Design, Setting, and Participants  This was an institutional review board–approved, multicenter retrospective diagnostic accuracy study of 201 consecutive adult ED patients who underwent dual-energy contrast-enhanced CT for the evaluation of acute abdominal pain from April 1, 2017, through April 22, 2017. Three blinded radiologists interpreted these scans to establish the reference standard by majority rule. IV and oral contrast media were then digitally subtracted using dual-energy techniques. Six different blinded radiologists from 3 institutions (3 specialist faculty and 3 residents) interpreted the resulting unenhanced CT examinations.
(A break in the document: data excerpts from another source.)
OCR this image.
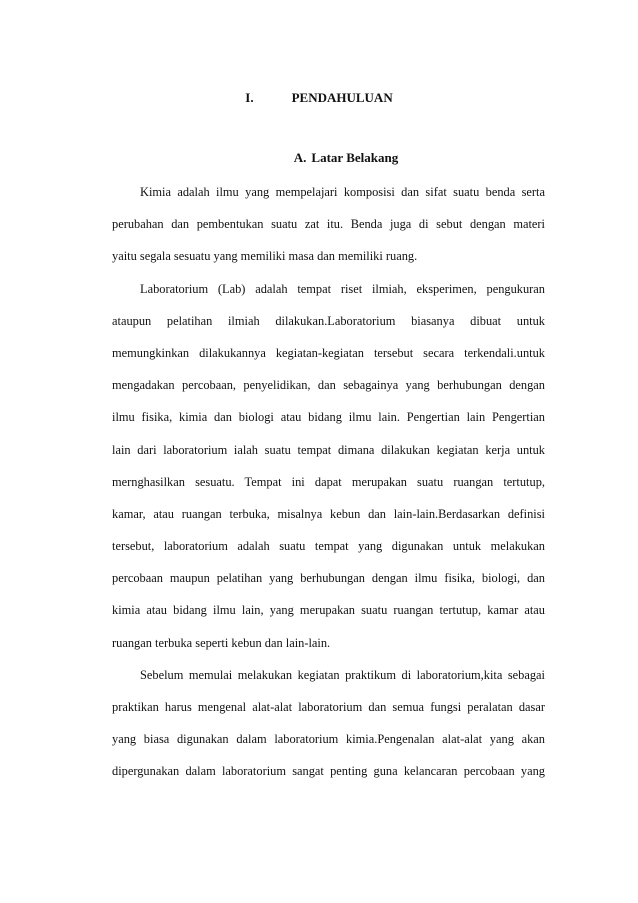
I.	PENDAHULUAN
A. Latar Belakang
Kimia adalah ilmu yang mempelajari komposisi dan sifat suatu benda serta
perubahan dan pembentukan suatu zat itu. Benda juga di sebut dengan materi
yaitu segala sesuatu yang memiliki masa dan memiliki ruang.
Laboratorium (Lab) adalah tempat riset ilmiah, eksperimen, pengukuran
ataupun pelatihan ilmiah dilakukan.Laboratorium biasanya dibuat untuk
memungkinkan dilakukannya kegiatan-kegiatan tersebut secara terkendali.untuk
mengadakan percobaan, penyelidikan, dan sebagainya yang berhubungan dengan
ilmu fisika, kimia dan biologi atau bidang ilmu lain. Pengertian lain Pengertian
lain dari laboratorium ialah suatu tempat dimana dilakukan kegiatan kerja untuk
mernghasilkan sesuatu. Tempat ini dapat merupakan suatu ruangan tertutup,
kamar, atau ruangan terbuka, misalnya kebun dan lain-lain.Berdasarkan definisi
tersebut, laboratorium adalah suatu tempat yang digunakan untuk melakukan
percobaan maupun pelatihan yang berhubungan dengan ilmu fisika, biologi, dan
kimia atau bidang ilmu lain, yang merupakan suatu ruangan tertutup, kamar atau
ruangan terbuka seperti kebun dan lain-lain.
Sebelum memulai melakukan kegiatan praktikum di laboratorium,kita sebagai
praktikan harus mengenal alat-alat laboratorium dan semua fungsi peralatan dasar
yang biasa digunakan dalam laboratorium kimia.Pengenalan alat-alat yang akan
dipergunakan dalam laboratorium sangat penting guna kelancaran percobaan yang
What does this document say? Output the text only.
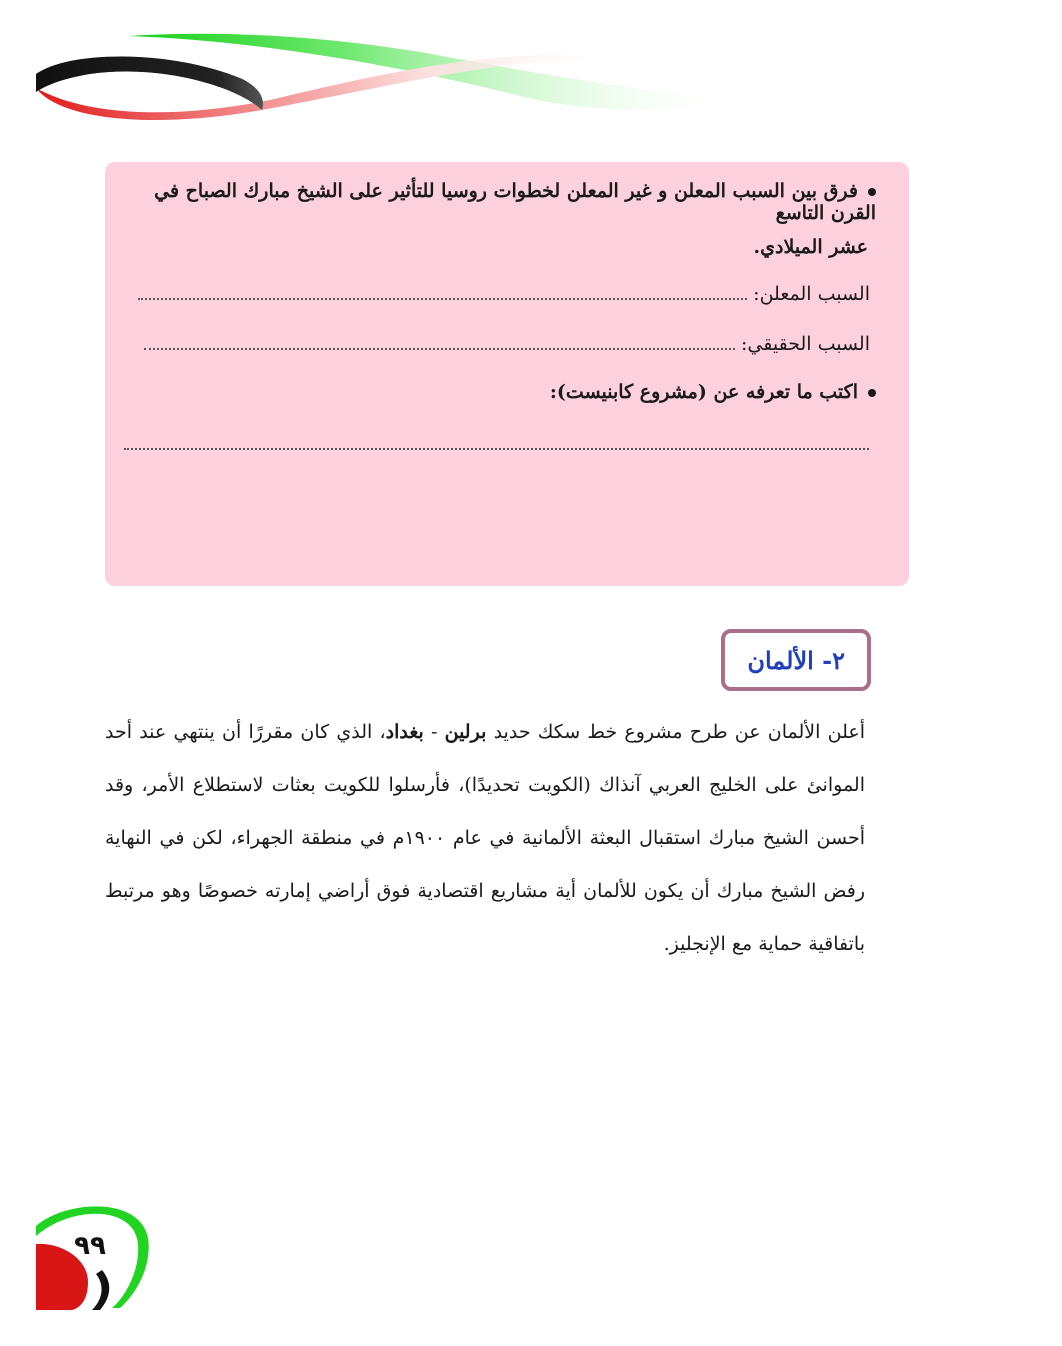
فرق بين السبب المعلن و غير المعلن لخطوات روسيا للتأثير على الشيخ مبارك الصباح في القرن التاسع
عشر الميلادي.
السبب المعلن:
السبب الحقيقي:
اكتب ما تعرفه عن (مشروع كابنيست):
٢- الألمان
أعلن الألمان عن طرح مشروع خط سكك حديد برلين - بغداد، الذي كان مقررًا أن ينتهي عند أحد الموانئ على الخليج العربي آنذاك (الكويت تحديدًا)، فأرسلوا للكويت بعثات لاستطلاع الأمر، وقد أحسن الشيخ مبارك استقبال البعثة الألمانية في عام ١٩٠٠م في منطقة الجهراء، لكن في النهاية رفض الشيخ مبارك أن يكون للألمان أية مشاريع اقتصادية فوق أراضي إمارته خصوصًا وهو مرتبط باتفاقية حماية مع الإنجليز.
٩٩
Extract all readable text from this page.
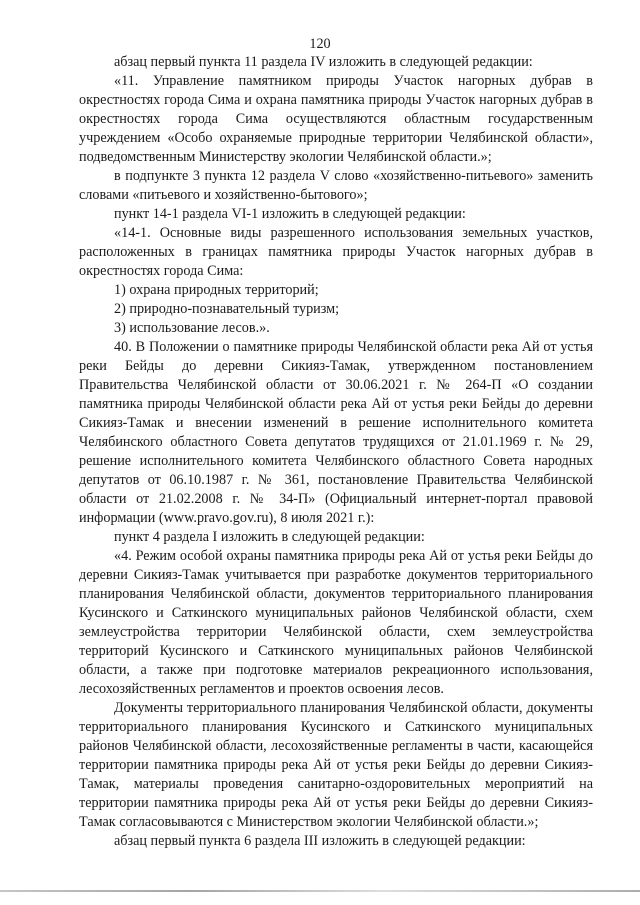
120

абзац первый пункта 11 раздела IV изложить в следующей редакции:

«11. Управление памятником природы Участок нагорных дубрав в окрестностях города Сима и охрана памятника природы Участок нагорных дубрав в окрестностях города Сима осуществляются областным государственным учреждением «Особо охраняемые природные территории Челябинской области», подведомственным Министерству экологии Челябинской области.»;

в подпункте 3 пункта 12 раздела V слово «хозяйственно-питьевого» заменить словами «питьевого и хозяйственно-бытового»;

пункт 14-1 раздела VI-1 изложить в следующей редакции:

«14-1. Основные виды разрешенного использования земельных участков, расположенных в границах памятника природы Участок нагорных дубрав в окрестностях города Сима:

1) охрана природных территорий;

2) природно-познавательный туризм;

3) использование лесов.».

40. В Положении о памятнике природы Челябинской области река Ай от устья реки Бейды до деревни Сикияз-Тамак, утвержденном постановлением Правительства Челябинской области от 30.06.2021 г. № 264-П «О создании памятника природы Челябинской области река Ай от устья реки Бейды до деревни Сикияз-Тамак и внесении изменений в решение исполнительного комитета Челябинского областного Совета депутатов трудящихся от 21.01.1969 г. № 29, решение исполнительного комитета Челябинского областного Совета народных депутатов от 06.10.1987 г. № 361, постановление Правительства Челябинской области от 21.02.2008 г. № 34-П» (Официальный интернет-портал правовой информации (www.pravo.gov.ru), 8 июля 2021 г.):

пункт 4 раздела I изложить в следующей редакции:

«4. Режим особой охраны памятника природы река Ай от устья реки Бейды до деревни Сикияз-Тамак учитывается при разработке документов территориального планирования Челябинской области, документов территориального планирования Кусинского и Саткинского муниципальных районов Челябинской области, схем землеустройства территории Челябинской области, схем землеустройства территорий Кусинского и Саткинского муниципальных районов Челябинской области, а также при подготовке материалов рекреационного использования, лесохозяйственных регламентов и проектов освоения лесов.

Документы территориального планирования Челябинской области, документы территориального планирования Кусинского и Саткинского муниципальных районов Челябинской области, лесохозяйственные регламенты в части, касающейся территории памятника природы река Ай от устья реки Бейды до деревни Сикияз-Тамак, материалы проведения санитарно-оздоровительных мероприятий на территории памятника природы река Ай от устья реки Бейды до деревни Сикияз-Тамак согласовываются с Министерством экологии Челябинской области.»;

абзац первый пункта 6 раздела III изложить в следующей редакции:
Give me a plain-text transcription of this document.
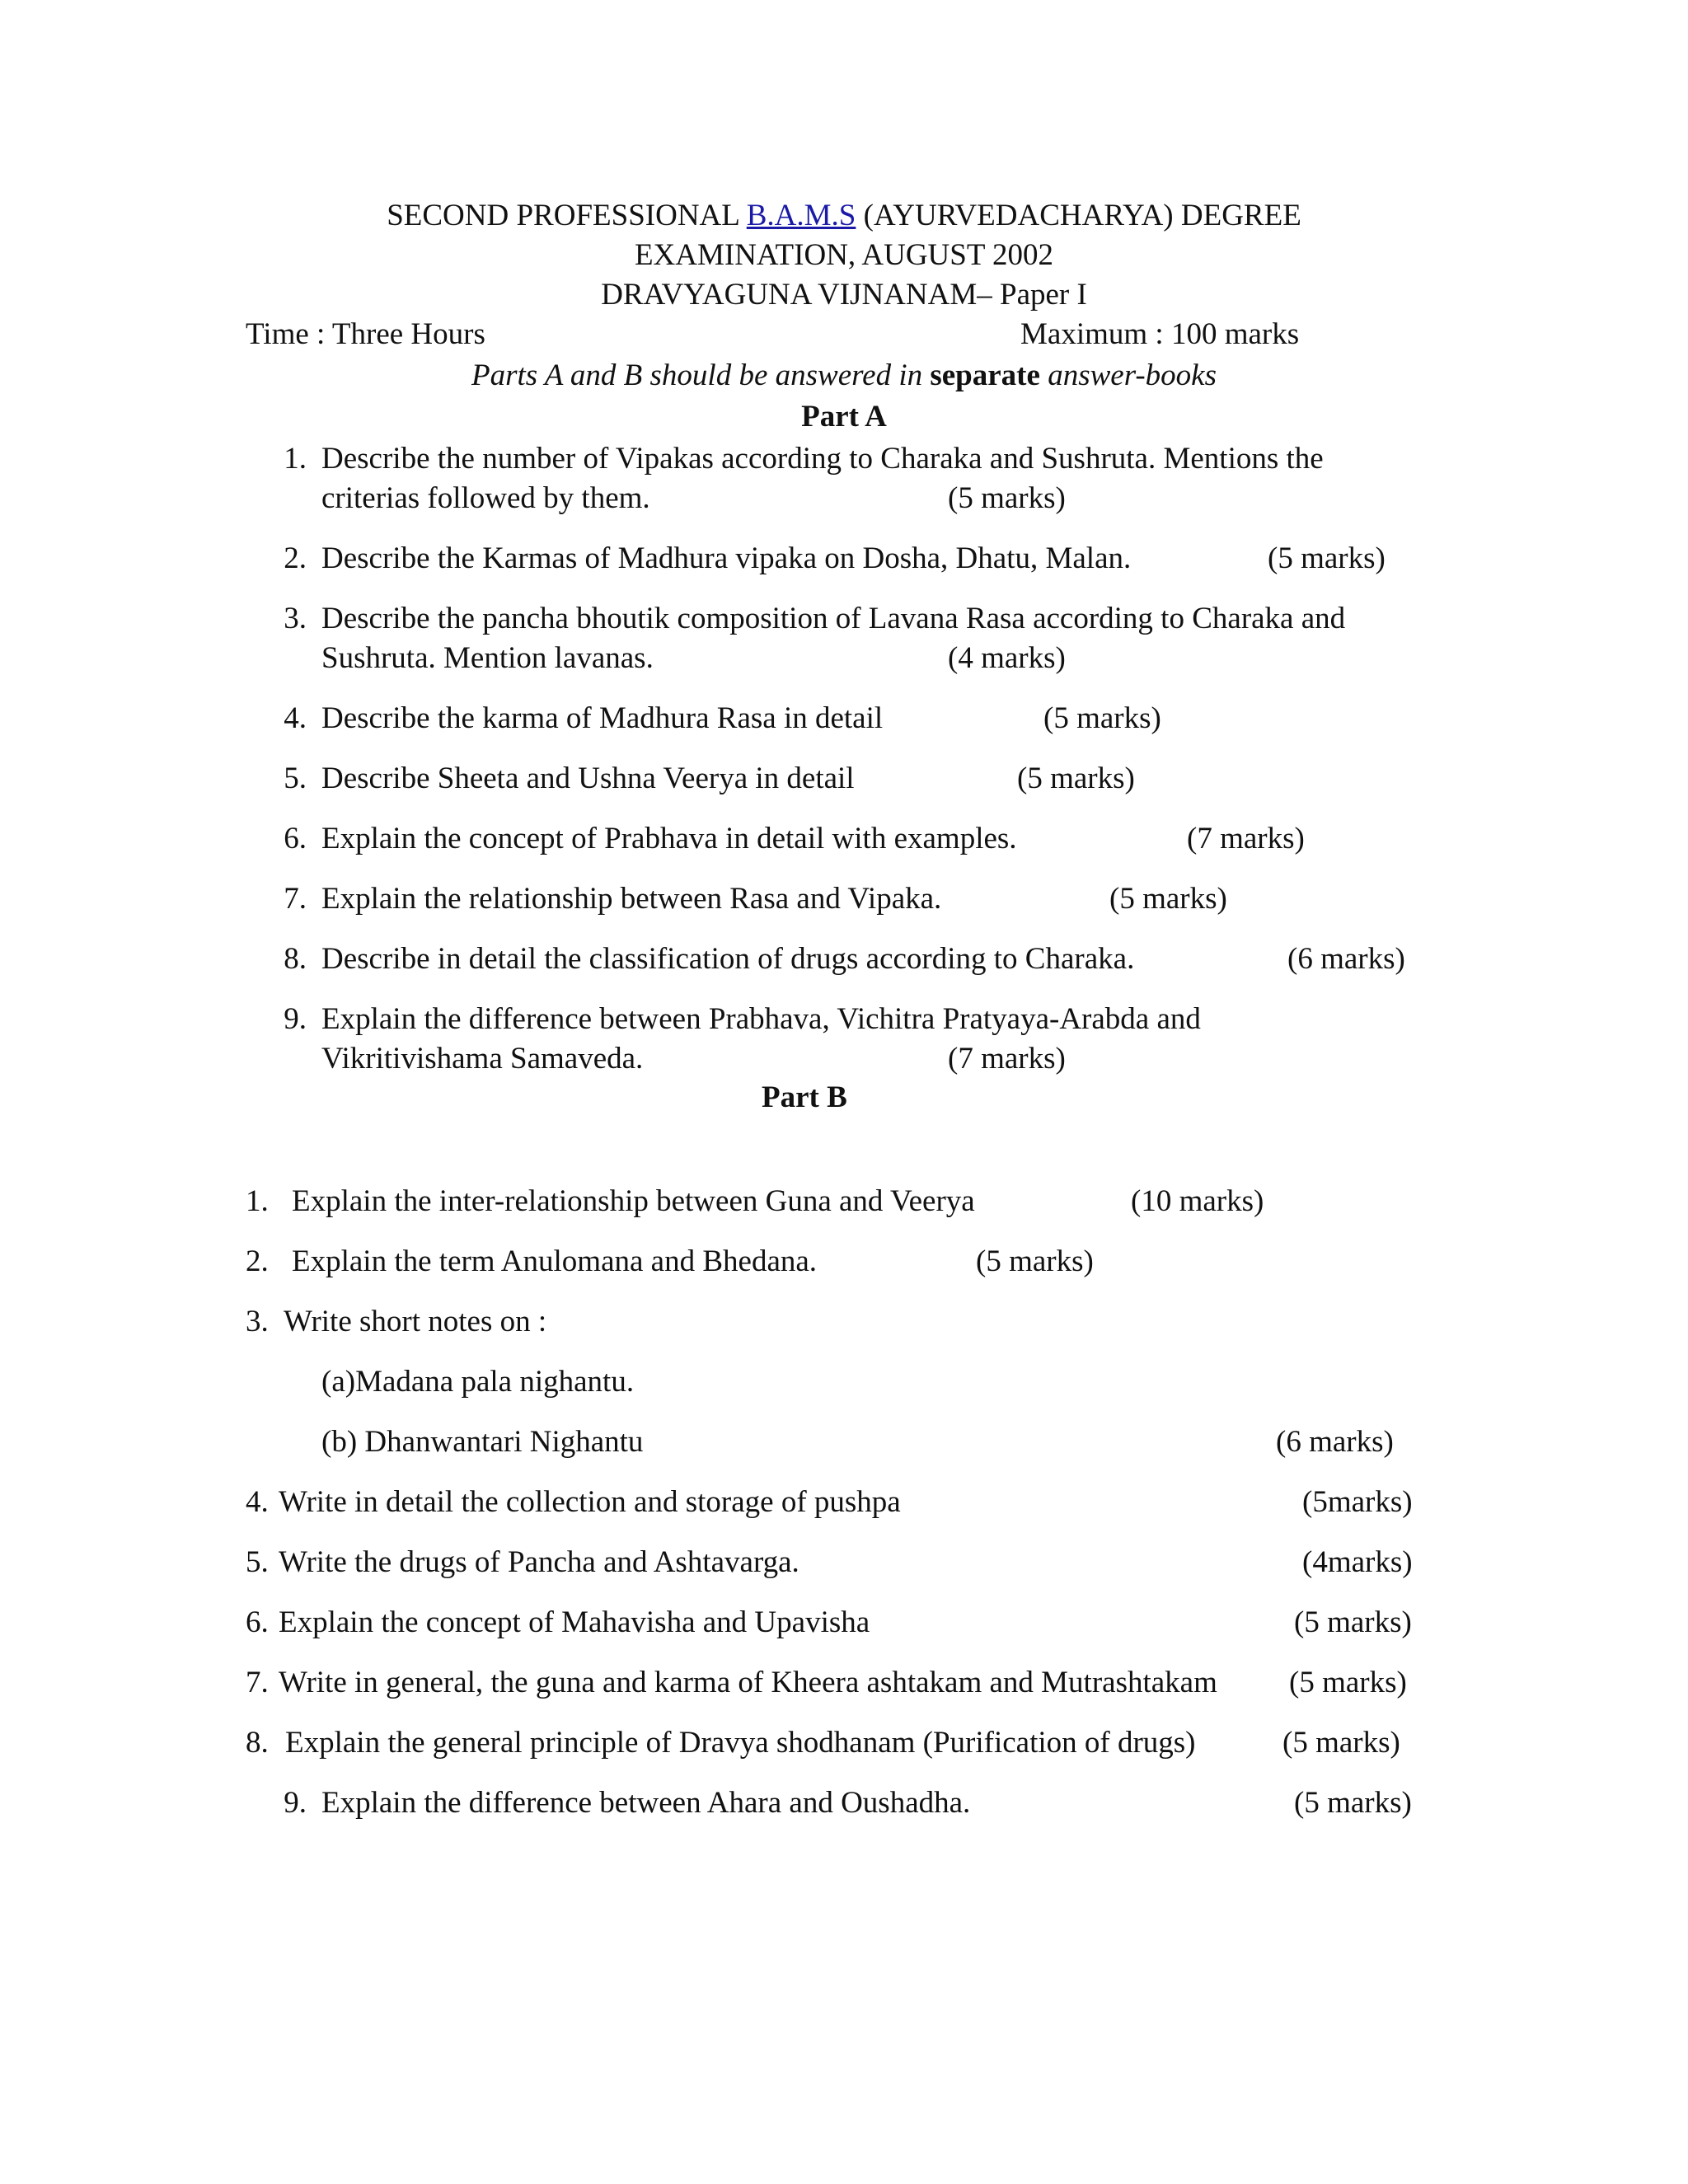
SECOND PROFESSIONAL B.A.M.S (AYURVEDACHARYA) DEGREE
EXAMINATION, AUGUST 2002
DRAVYAGUNA VIJNANAM– Paper I
Time : Three Hours	Maximum : 100 marks
Parts A and B should be answered in separate answer-books
Part A
1. Describe the number of Vipakas according to Charaka and Sushruta. Mentions the
criterias followed by them.	(5 marks)
2. Describe the Karmas of Madhura vipaka on Dosha, Dhatu, Malan.	(5 marks)
3. Describe the pancha bhoutik composition of Lavana Rasa according to Charaka and
Sushruta. Mention lavanas.	(4 marks)
4. Describe the karma of Madhura Rasa in detail	(5 marks)
5. Describe Sheeta and Ushna Veerya in detail	(5 marks)
6. Explain the concept of Prabhava in detail with examples.	(7 marks)
7. Explain the relationship between Rasa and Vipaka.	(5 marks)
8. Describe in detail the classification of drugs according to Charaka.	(6 marks)
9. Explain the difference between Prabhava, Vichitra Pratyaya-Arabda and
Vikritivishama Samaveda.	(7 marks)
Part B
1. Explain the inter-relationship between Guna and Veerya	(10 marks)
2. Explain the term Anulomana and Bhedana.	(5 marks)
3. Write short notes on :
(a)Madana pala nighantu.
(b) Dhanwantari Nighantu	(6 marks)
4. Write in detail the collection and storage of pushpa	(5marks)
5. Write the drugs of Pancha and Ashtavarga.	(4marks)
6. Explain the concept of Mahavisha and Upavisha	(5 marks)
7. Write in general, the guna and karma of Kheera ashtakam and Mutrashtakam (5 marks)
8. Explain the general principle of Dravya shodhanam (Purification of drugs)	(5 marks)
9. Explain the difference between Ahara and Oushadha.	(5 marks)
Participants included a consecutive sample of ED patients with abdominal pain who underwent dual-energy CT.

Exposure  Contrast-enhanced and virtual unenhanced CT derived from dual-energy CT.

Main outcome  Diagnostic accuracy of unenhanced CT for primary (ie, principal cause[s] of pain) and actionable secondary (ie, incidental findings requiring management) diagnoses. The Gwet interrater agreement coefficient was calculated.

Results  There were 201 included patients (female, 108; male, 93) with a mean age of 50.1 (SD, 20.9) years and mean BMI of 25.5 (SD, 5.4). Overall accuracy of unenhanced CT was 70% (faculty, 68% to 74%; residents, 69% to 70%). Faculty had higher accuracy than residents for primary diagnoses (82% vs 76%; adjusted odds ratio [OR], 1.83; 95% CI, 1.26-2.67; P = .002) but lower accuracy for actionable secondary diagnoses (87% vs 90%; OR, 0.57; 95% CI, 0.35-0.93; P < .001). This was because faculty made fewer false-negative primary diagnoses (38% vs 62%; OR, 0.23; 95% CI, 0.13-0.41; P < .001) but more false-positive actionable secondary diagnoses (63% vs 37%; OR, 2.11, 95% CI, 1.26-3.54; P = .01). False-negative (19%) and false-positive (14%) results were common. Interrater agreement for overall accuracy was moderate (Gwet agreement coefficient, 0.58).

Conclusion  Unenhanced CT was approximately 30% less accurate than contrast-enhanced CT for evaluating abdominal pain in the ED. This should be balanced with the risk of administering contrast material to patients with risk factors for kidney injury or hypersensitivity reaction.